Brent no estaba contento con esto; accedió por
necesidad más que por convicción. Me daba cuenta que estaba enojado, pero no
podía hacer mucho para tomar represalias sin revelar nuestro pequeño secreto.
En lugar de eso, dijo que me traería unas semillas y que lo dejara plantarlas
en el jardín que me dieron los interrogadores. En ese momento estaba creciendo
jitomates, menta, sandía, algunos vegetales y un árbol de aguacates. Trajo una
pequeña botella llenado de granos negros que dijo que eran semillas de amapola
y las plantamos juntos. Me dio gusto hacerlo, porque le dio a él algo de
esperanza y me daba a mí tiempo de dejar el clonazepam por mi cuenta. Vino un
día a ver si las semillas de amapola habían germinado, pero nunca pasó. Podía
ver la esperanza desaparecer de su cara poco a poco con cada día que pasaba,
pero en todo el tiempo que estuvo conmigo nunca murió por complete.
Nuestros planes nunca fueron descubiertos, pero la
maldición de la droga le costó, al final, su puesto y su trabajo al pobre de
Brent. Me enteré por el sargento “N” que había sido despedido de manera deshonrosa
por drogarse, un final triste, como lo describió el sargento, también para el
padre de Brent. Yo no compartía su punto de vista. Me sentí mal porque Brent
haya perdido su trabajo, pero me sentía feliz porque ahora estaba libre para
hacer lo que quería hacer. En mi país, también, algunos padres presionan a sus
hijos para que sigan sus pasos, esperando reciclarse en una mejor versión de sí
mismos. Pero Brent claramente no estaba hecho para el ejército. Estaba siempre
pensativo, distraído, sonriendo ausentemente y jamás incluso intentó pretender
que tenía una autoridad sobre mí.
El sargento “N” no era ajeno a los problemas. Creció
en la California rural, de descendencia alemana, juzgando por su apellido.
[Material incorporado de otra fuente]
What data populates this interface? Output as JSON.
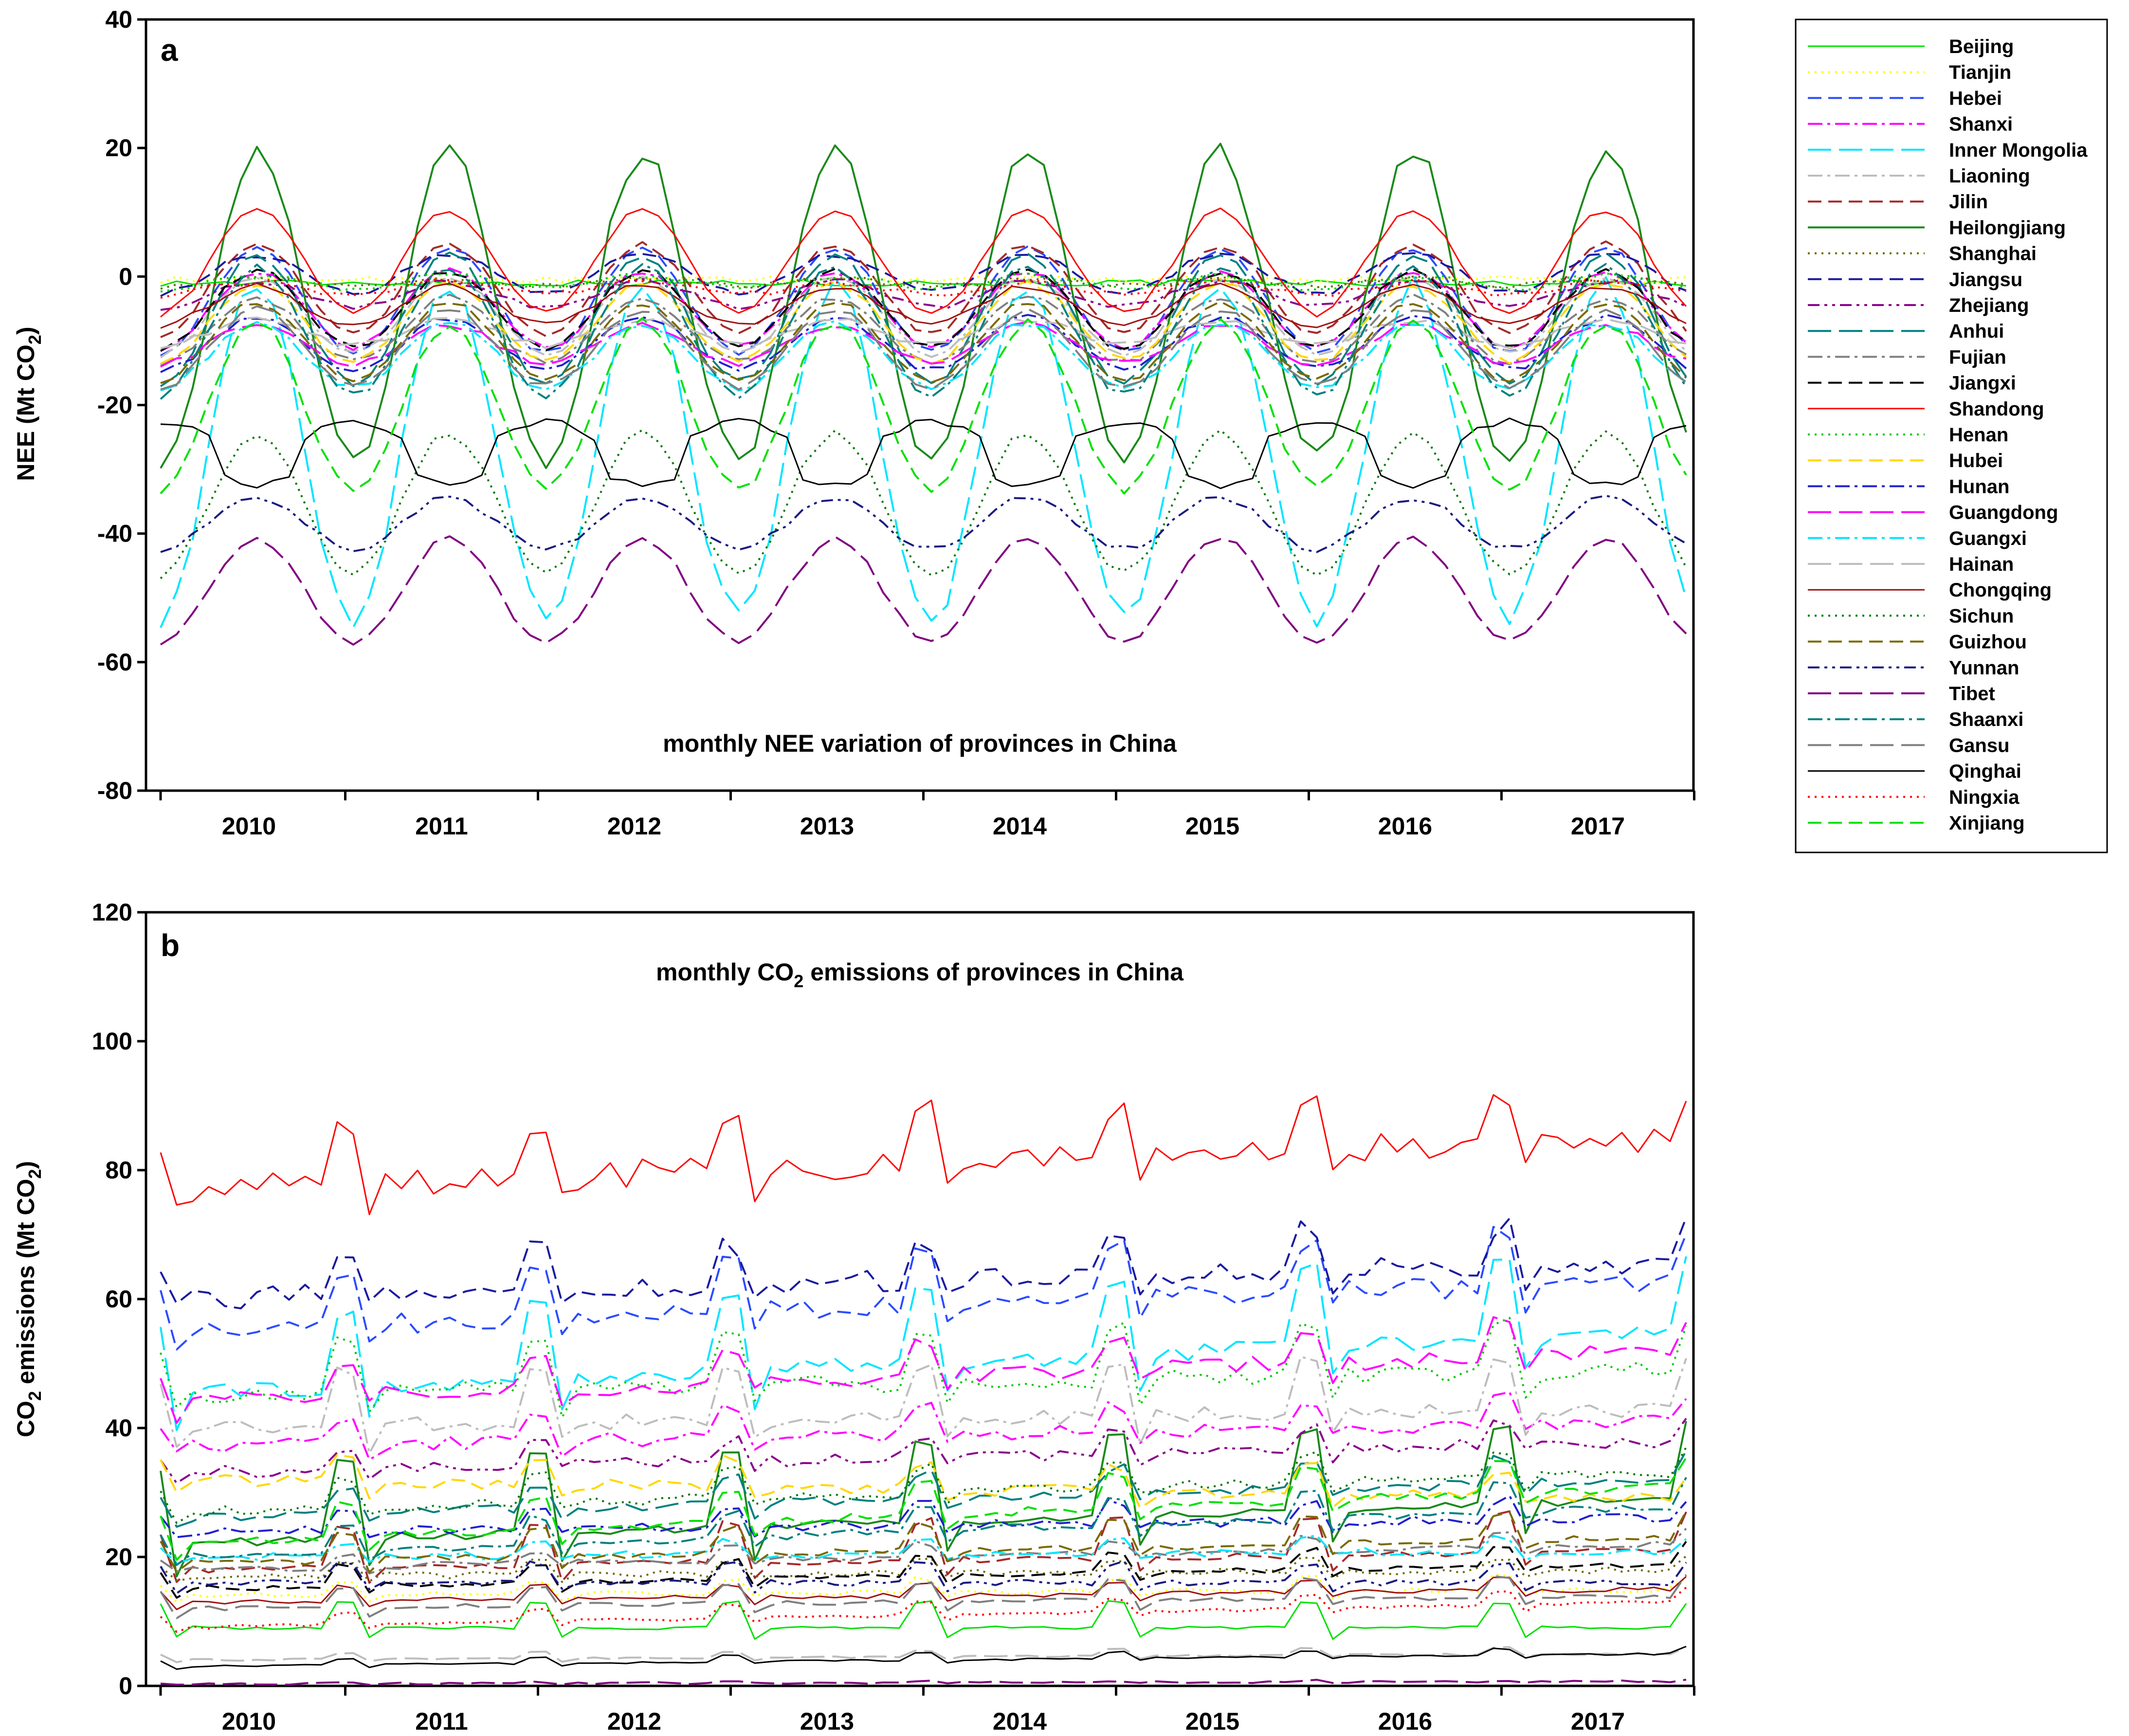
{
  "chart_data": [
    {
      "panel": "a",
      "type": "line",
      "title": "monthly NEE variation of provinces in China",
      "ylabel": "NEE (Mt CO2)",
      "ylabel_main": "NEE (Mt CO",
      "ylabel_sub": "2",
      "ylabel_end": ")",
      "xlabel": "",
      "ylim": [
        -80,
        40
      ],
      "yticks": [
        -80,
        -60,
        -40,
        -20,
        0,
        20,
        40
      ],
      "years": [
        "2010",
        "2011",
        "2012",
        "2013",
        "2014",
        "2015",
        "2016",
        "2017"
      ],
      "x_unit": "month index (0 = Jan 2010, 95 = Dec 2017)",
      "series": [
        {
          "name": "Beijing",
          "color": "#00e000",
          "dash": "solid",
          "width": 3,
          "mean": -1,
          "amp": 0,
          "peak": 0
        },
        {
          "name": "Tianjin",
          "color": "#ffff00",
          "dash": "dot",
          "mean": -0.5,
          "amp": 0,
          "peak": 0
        },
        {
          "name": "Hebei",
          "color": "#2b4bff",
          "dash": "dash",
          "mean": -5,
          "amp": 8,
          "peak": 6
        },
        {
          "name": "Shanxi",
          "color": "#ff00ff",
          "dash": "dashdot",
          "mean": -6,
          "amp": 6,
          "peak": 6
        },
        {
          "name": "Inner Mongolia",
          "color": "#00e5ff",
          "dash": "longdash",
          "mean": -31,
          "amp": 26,
          "peak": 6
        },
        {
          "name": "Liaoning",
          "color": "#bdbdbd",
          "dash": "dashdot",
          "mean": -7,
          "amp": 6,
          "peak": 6
        },
        {
          "name": "Jilin",
          "color": "#a52a2a",
          "dash": "dash",
          "mean": -3,
          "amp": 7,
          "peak": 6
        },
        {
          "name": "Heilongjiang",
          "color": "#1a8a1a",
          "dash": "solid",
          "mean": -8,
          "amp": 24,
          "peak": 6
        },
        {
          "name": "Shanghai",
          "color": "#6b6b00",
          "dash": "dot",
          "mean": -1,
          "amp": 0.5,
          "peak": 6
        },
        {
          "name": "Jiangsu",
          "color": "#1a1aa0",
          "dash": "dash",
          "mean": 0,
          "amp": 3,
          "peak": 6
        },
        {
          "name": "Zhejiang",
          "color": "#8b008b",
          "dash": "dashdot2",
          "mean": -3,
          "amp": 2,
          "peak": 6
        },
        {
          "name": "Anhui",
          "color": "#008080",
          "dash": "longdash",
          "mean": -8,
          "amp": 10,
          "peak": 6
        },
        {
          "name": "Fujian",
          "color": "#7f7f7f",
          "dash": "dashdot",
          "mean": -9,
          "amp": 5,
          "peak": 6
        },
        {
          "name": "Jiangxi",
          "color": "#000000",
          "dash": "dash",
          "mean": -6,
          "amp": 6,
          "peak": 6
        },
        {
          "name": "Shandong",
          "color": "#ff0000",
          "dash": "solid",
          "width": 3,
          "mean": 1,
          "amp": 8,
          "peak": 6
        },
        {
          "name": "Henan",
          "color": "#00c800",
          "dash": "dot",
          "mean": -1,
          "amp": 1,
          "peak": 6
        },
        {
          "name": "Hubei",
          "color": "#ffd700",
          "dash": "dash",
          "mean": -8,
          "amp": 6,
          "peak": 6
        },
        {
          "name": "Hunan",
          "color": "#2020d0",
          "dash": "dashdot",
          "mean": -11,
          "amp": 4,
          "peak": 6
        },
        {
          "name": "Guangdong",
          "color": "#ff00ff",
          "dash": "longdash",
          "mean": -11,
          "amp": 3,
          "peak": 6
        },
        {
          "name": "Guangxi",
          "color": "#00e5ff",
          "dash": "dashdot",
          "mean": -13,
          "amp": 5,
          "peak": 6
        },
        {
          "name": "Hainan",
          "color": "#bdbdbd",
          "dash": "longdash",
          "mean": -9,
          "amp": 2,
          "peak": 6
        },
        {
          "name": "Chongqing",
          "color": "#a01010",
          "dash": "solid",
          "width": 3,
          "mean": -5,
          "amp": 3,
          "peak": 6
        },
        {
          "name": "Sichun",
          "color": "#007800",
          "dash": "dot",
          "mean": -37,
          "amp": 11,
          "peak": 6
        },
        {
          "name": "Guizhou",
          "color": "#7a6a00",
          "dash": "dash",
          "mean": -11,
          "amp": 6,
          "peak": 6
        },
        {
          "name": "Yunnan",
          "color": "#1a1a80",
          "dash": "dashdot2",
          "mean": -39,
          "amp": 4,
          "peak": 6
        },
        {
          "name": "Tibet",
          "color": "#800080",
          "dash": "longdash",
          "mean": -50,
          "amp": 8,
          "peak": 6
        },
        {
          "name": "Shaanxi",
          "color": "#008080",
          "dash": "dashdot",
          "mean": -10,
          "amp": 10,
          "peak": 6
        },
        {
          "name": "Gansu",
          "color": "#7f7f7f",
          "dash": "longdash",
          "mean": -12,
          "amp": 6,
          "peak": 6
        },
        {
          "name": "Qinghai",
          "color": "#000000",
          "dash": "solid",
          "width": 3,
          "mean": -25,
          "amp": 5,
          "peak": 0
        },
        {
          "name": "Ningxia",
          "color": "#ff0000",
          "dash": "dot",
          "mean": -2,
          "amp": 1,
          "peak": 6
        },
        {
          "name": "Xinjiang",
          "color": "#00e000",
          "dash": "dash",
          "mean": -22,
          "amp": 13,
          "peak": 6
        }
      ]
    },
    {
      "panel": "b",
      "type": "line",
      "title": "monthly CO2 emissions of provinces in China",
      "title_main": "monthly CO",
      "title_sub": "2",
      "title_end": " emissions of provinces in China",
      "ylabel": "CO2 emissions (Mt CO2)",
      "ylabel_p1": "CO",
      "ylabel_p1_sub": "2",
      "ylabel_p2": " emissions (Mt CO",
      "ylabel_p2_sub": "2",
      "ylabel_p3": ")",
      "xlabel": "",
      "ylim": [
        0,
        120
      ],
      "yticks": [
        0,
        20,
        40,
        60,
        80,
        100,
        120
      ],
      "years": [
        "2010",
        "2011",
        "2012",
        "2013",
        "2014",
        "2015",
        "2016",
        "2017"
      ],
      "x_unit": "month index (0 = Jan 2010, 95 = Dec 2017)",
      "series": [
        {
          "name": "Beijing",
          "base": 9,
          "trend": 0,
          "winter": 4
        },
        {
          "name": "Tianjin",
          "base": 14,
          "trend": 1,
          "winter": 2
        },
        {
          "name": "Hebei",
          "base": 55,
          "trend": 8,
          "winter": 8
        },
        {
          "name": "Shanxi",
          "base": 37,
          "trend": 4,
          "winter": 4
        },
        {
          "name": "Inner Mongolia",
          "base": 45,
          "trend": 10,
          "winter": 12
        },
        {
          "name": "Liaoning",
          "base": 40,
          "trend": 3,
          "winter": 8
        },
        {
          "name": "Jilin",
          "base": 18,
          "trend": 3,
          "winter": 6
        },
        {
          "name": "Heilongjiang",
          "base": 22,
          "trend": 7,
          "winter": 12
        },
        {
          "name": "Shanghai",
          "base": 17,
          "trend": 1,
          "winter": 2
        },
        {
          "name": "Jiangsu",
          "base": 60,
          "trend": 6,
          "winter": 6
        },
        {
          "name": "Zhejiang",
          "base": 33,
          "trend": 5,
          "winter": 3
        },
        {
          "name": "Anhui",
          "base": 26,
          "trend": 6,
          "winter": 4
        },
        {
          "name": "Fujian",
          "base": 18,
          "trend": 4,
          "winter": 2
        },
        {
          "name": "Jiangxi",
          "base": 15,
          "trend": 4,
          "winter": 3
        },
        {
          "name": "Shandong",
          "base": 77,
          "trend": 8,
          "winter": 8
        },
        {
          "name": "Henan",
          "base": 45,
          "trend": 4,
          "winter": 8
        },
        {
          "name": "Hubei",
          "base": 32,
          "trend": -3,
          "winter": 4
        },
        {
          "name": "Hunan",
          "base": 24,
          "trend": 2,
          "winter": 3
        },
        {
          "name": "Guangdong",
          "base": 44,
          "trend": 8,
          "winter": 5
        },
        {
          "name": "Guangxi",
          "base": 20,
          "trend": 1,
          "winter": 2
        },
        {
          "name": "Hainan",
          "base": 4,
          "trend": 1,
          "winter": 1
        },
        {
          "name": "Chongqing",
          "base": 13,
          "trend": 2,
          "winter": 2
        },
        {
          "name": "Sichun",
          "base": 27,
          "trend": 6,
          "winter": 4
        },
        {
          "name": "Guizhou",
          "base": 19,
          "trend": 4,
          "winter": 4
        },
        {
          "name": "Yunnan",
          "base": 16,
          "trend": 0,
          "winter": 3
        },
        {
          "name": "Tibet",
          "base": 0.3,
          "trend": 0.4,
          "winter": 0.2
        },
        {
          "name": "Shaanxi",
          "base": 20,
          "trend": 8,
          "winter": 4
        },
        {
          "name": "Gansu",
          "base": 12,
          "trend": 2,
          "winter": 3
        },
        {
          "name": "Qinghai",
          "base": 3,
          "trend": 2,
          "winter": 1
        },
        {
          "name": "Ningxia",
          "base": 9,
          "trend": 4,
          "winter": 2
        },
        {
          "name": "Xinjiang",
          "base": 22,
          "trend": 9,
          "winter": 5
        }
      ]
    }
  ],
  "panels": {
    "a_label": "a",
    "b_label": "b"
  }
}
Estaba en sus veintes tardíos, bajo, de mi estatura, pero robusto con cabello
rubio ondulado y complexión ligera. Había servido en Irak y regresó sin muchas
cosas que decir acerca de la guerra y no estaba para nada bien. Bebía y dormía
mucho. A veces comenzaba su turno borracho y muy enojado, buscando una almohada
para acurrucarse. En esos días, si me portaba bien y hacía lo mío, no pasaba
mucho antes de que se desmayara, lo cual duraba casi todo su turno, dejándome
en la mejor compañía, con nadie. Incluso mejor, su manera de caer me daba la
oportunidad de tomar prestadas sus malas películas y verlas a mis anchas.
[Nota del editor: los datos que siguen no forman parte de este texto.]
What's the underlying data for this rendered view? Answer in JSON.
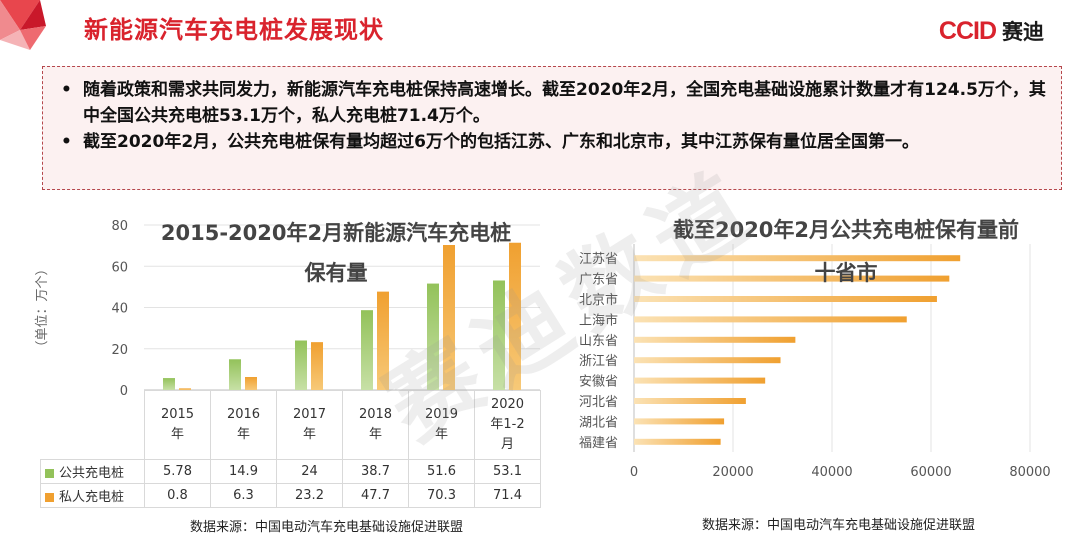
{
  "header": {
    "title": "新能源汽车充电桩发展现状",
    "logo_en": "CCID",
    "logo_cn": "赛迪"
  },
  "summary": {
    "bullets": [
      "随着政策和需求共同发力，新能源汽车充电桩保持高速增长。截至2020年2月，全国充电基础设施累计数量才有124.5万个，其中全国公共充电桩53.1万个，私人充电桩71.4万个。",
      "截至2020年2月，公共充电桩保有量均超过6万个的包括江苏、广东和北京市，其中江苏保有量位居全国第一。"
    ]
  },
  "watermark": "赛迪数道",
  "colors": {
    "red": "#d9232d",
    "green": "#93c25a",
    "orange": "#f0a030",
    "orange_light": "#f7c978"
  },
  "chart_data": [
    {
      "type": "bar",
      "title_line1": "2015-2020年2月新能源汽车充电桩",
      "title_line2": "保有量",
      "ylabel": "（单位：万个）",
      "ylim": [
        0,
        80
      ],
      "yticks": [
        "0",
        "20",
        "40",
        "60",
        "80"
      ],
      "categories": [
        "2015\n年",
        "2016\n年",
        "2017\n年",
        "2018\n年",
        "2019\n年",
        "2020\n年1-2\n月"
      ],
      "series": [
        {
          "name": "公共充电桩",
          "values": [
            5.78,
            14.9,
            24,
            38.7,
            51.6,
            53.1
          ],
          "labels": [
            "5.78",
            "14.9",
            "24",
            "38.7",
            "51.6",
            "53.1"
          ]
        },
        {
          "name": "私人充电桩",
          "values": [
            0.8,
            6.3,
            23.2,
            47.7,
            70.3,
            71.4
          ],
          "labels": [
            "0.8",
            "6.3",
            "23.2",
            "47.7",
            "70.3",
            "71.4"
          ]
        }
      ],
      "source": "数据来源：中国电动汽车充电基础设施促进联盟"
    },
    {
      "type": "bar",
      "orientation": "horizontal",
      "title_line1": "截至2020年2月公共充电桩保有量前",
      "title_line2": "十省市",
      "categories": [
        "江苏省",
        "广东省",
        "北京市",
        "上海市",
        "山东省",
        "浙江省",
        "安徽省",
        "河北省",
        "湖北省",
        "福建省"
      ],
      "values": [
        65900,
        63700,
        61200,
        55100,
        32600,
        29600,
        26500,
        22600,
        18200,
        17500
      ],
      "xlim": [
        0,
        80000
      ],
      "xticks": [
        "0",
        "20000",
        "40000",
        "60000",
        "80000"
      ],
      "source": "数据来源：中国电动汽车充电基础设施促进联盟"
    }
  ]
}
Mi celda metálica ocupaba una esquina de 15 x 20 pies
de una cabaña de madera sin ventanas. Entre la celda y el área de los guardias
había una pared de reja con una puerta en medio; con la excepción de huracanes
y algunos pocos encierros, la puerta y la puerta de mi celda casi nunca estaban
cerradas. Podía salir y ver películas o jugar juegos de mesa con los guardias y
ellos podían venir a mi lado, poner un colchón y dormir afuera de mi celda en
la esquina tranquila en donde también estaba mi regadera. Había cuatro a seis
guardias en mi equipo, divididos en dos turnos de doce horas, pero uno o dos
pasaban su turno en una choza cercana viendo la acción, como, por ejemplo, con
las cámaras de vigilancia que fueron instaladas cuando las interrogaciones se
relajaron. Esto significaba que el sargento “N” y yo seguido estábamos solos y
en las noches en las que se desmayaba yo agarraba las películas que había
llevado esa noche para él. Cuando se despertaba y se deba cuenta, le decía que
él me había dado permiso de verlas, ¿no se acordaba? Hacía ojos de sorpresa,
pensaba un poco y equivocadamente acordaba conmigo.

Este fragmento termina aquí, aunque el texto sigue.